I'm thinking of getting into beekeeping. I don't know whether this question belongs on pets, because they're animals; garden & landscape, because they have to do with raising a food product involving plants; or maybe somewhere else completely, but I think pets is most appropriate, so I'll start here.

Most of the Langstroth hives (the kind I'm interested in) seem to be four sided boxes with not top of bottom and are smooth on those edges. I plant to build My own and want to know if there is a reason that no one routes a rabbit on the inside of the bottom of each box and one on the outside of the top of each box? Coupled with a round over on the outer edge of the top of the box, it seems like it would really help the stability of the boxes by locking them together, as well as helping keep rain out of the seam.

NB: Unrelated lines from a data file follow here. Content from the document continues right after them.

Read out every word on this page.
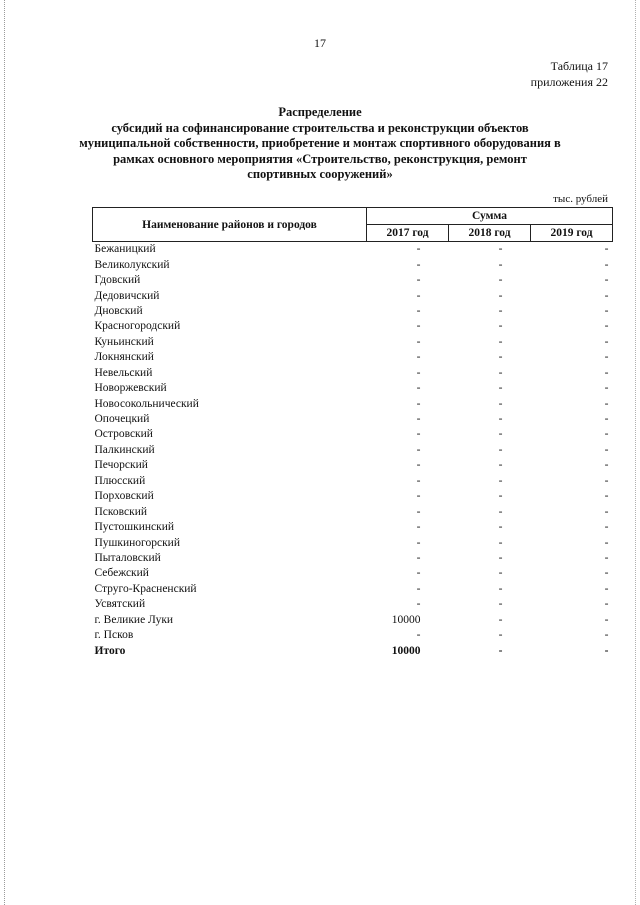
17
Таблица 17
приложения 22
Распределение
субсидий на софинансирование строительства и реконструкции объектов
муниципальной собственности, приобретение и монтаж спортивного оборудования в
рамках основного мероприятия «Строительство, реконструкция, ремонт
спортивных сооружений»
тыс. рублей
Наименование районов и городов	Сумма		
	2017 год	2018 год	2019 год
Бежаницкий	-	-	-
Великолукский	-	-	-
Гдовский	-	-	-
Дедовичский	-	-	-
Дновский	-	-	-
Красногородский	-	-	-
Куньинский	-	-	-
Локнянский	-	-	-
Невельский	-	-	-
Новоржевский	-	-	-
Новосокольнический	-	-	-
Опочецкий	-	-	-
Островский	-	-	-
Палкинский	-	-	-
Печорский	-	-	-
Плюсский	-	-	-
Порховский	-	-	-
Псковский	-	-	-
Пустошкинский	-	-	-
Пушкиногорский	-	-	-
Пыталовский	-	-	-
Себежский	-	-	-
Струго-Красненский	-	-	-
Усвятский	-	-	-
г. Великие Луки	10000	-	-
г. Псков	-	-	-
Итого	10000	-	-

It could be pretty shallow, just a small lip that catches. The boxes I see in videos just appear to sit on top of each other with no latches or anything. I'd worry about a strong wind or animal knocking them over.

  • 3
    Sustainable living might be a good site for this question.
    – Spidercat
    Dec 29 '15 at 21:28
  • I'm not really familiar with beekeeping terminology. What do you mean by "routing a rabbit" at the bottom of the boxes?
    – Spidercat
    Dec 29 '15 at 21:30
  • @Spidercat: That's woodworking terminology. (It should be "rabbet"; a groove cut in a board or a groove or step cut into the board's edge, not "rabbit" the animal.) Nd I think the answer is that attaching alignment guides to the either inside or outside of the boxes performs the same function with less need for precision in either construction or assembly.
    – keshlam
    Dec 30 '15 at 4:49
  • @keshlam. Thanks. I don't think I've ever seen rabbet spelled out and was just going off of phonetics.
    – Dalton
    Dec 30 '15 at 15:45
  • @Dalton: It's a common error.
    – keshlam
    Dec 30 '15 at 15:46

Langstroth bee hives are designed to be modular so you can expand the hive when need, and also so you can pull them apart if needed to remove honey or do other things such as adding food for your bees. Since bees add propolis bee glue, or bee caulk to any joints or gaps in the hive to help seal it, you don't need to worry about the rain getting in through those gaps. If you are worried about the exterior of the hive getting rained on, lay a large piece of plywood on the top of the hive so that it forms an overhanging roof that prevents rain from hitting the hive.

If you were to cut a rabbet joint into the top or bottom of a hive module where it fits into other parts of the hive and then the bees added propolis to that joint, it would become almost impossible to separate those hive modules without destroying the hive. If you do any woodworking you know that a joint and glue bond forms one of the strongest joints possible, which is good when making furniture but not so good when you need to open the hive.

  • Mark, I was just worried about the end grain on the finger joints being exposed. I bought my first deep hive body and put a coat of primer and three coats of paint on it, but eventually it will start wearing off and I worry that the more end grain and the more joints exposed to exterior weather, the more place rain can penetrate and rot it. I have a telescoping lid that has metal on it, but rain can blow sideways. I was also just talking about rabbeting a edge on the outside. The inside would still be flat with the two faces joining. Thanks for the answer. I may select it.
    – Dalton
    Apr 11 '16 at 12:42
  • One thing to be cautious about when painting a hive is to allow the paint to dry for a few weeks to minimize volitiles from the paint. Also, avoid painting surfaces where the bee come into contact (the inside) [beverlybees.com/how-to-paint-a-beehive/]. Apr 14 '16 at 8:51
  • Although painting a wooden hive to improve longevity is not a bad idea, the nature of wooden hives means that after years of use the bees will eventually need to be moved to a new replacement hive. One alternative is to buy plastic hive bodies [motherearthnews.com/homesteading-and-livestock/…, which won't rot, but be aware that some plastics become brittle when exposed to the ultraviolet in sunlight. Apr 14 '16 at 8:51

The reason for not having a lip, beyond simply not needing a lip, is to help avoid accidental bee deaths when placing one box on top of another. By sliding one box into place on top of the other, any bees which are in the way are simply pushed so move out of the way; were you to place one box on top of the other any bees on the edge may be crushed.

As mentioned in existing answers, the propolis will form a sufficient seal to avoid needing any lip (the bees will take care of this shortly after the box is added).

If your stack is high and you're concerned about stability in high winds, or if transporting the hive, you can strap the boxes together (e.g. using a ratchet strap around the hives and base block); however most keepers say this is not typically required under normal conditions.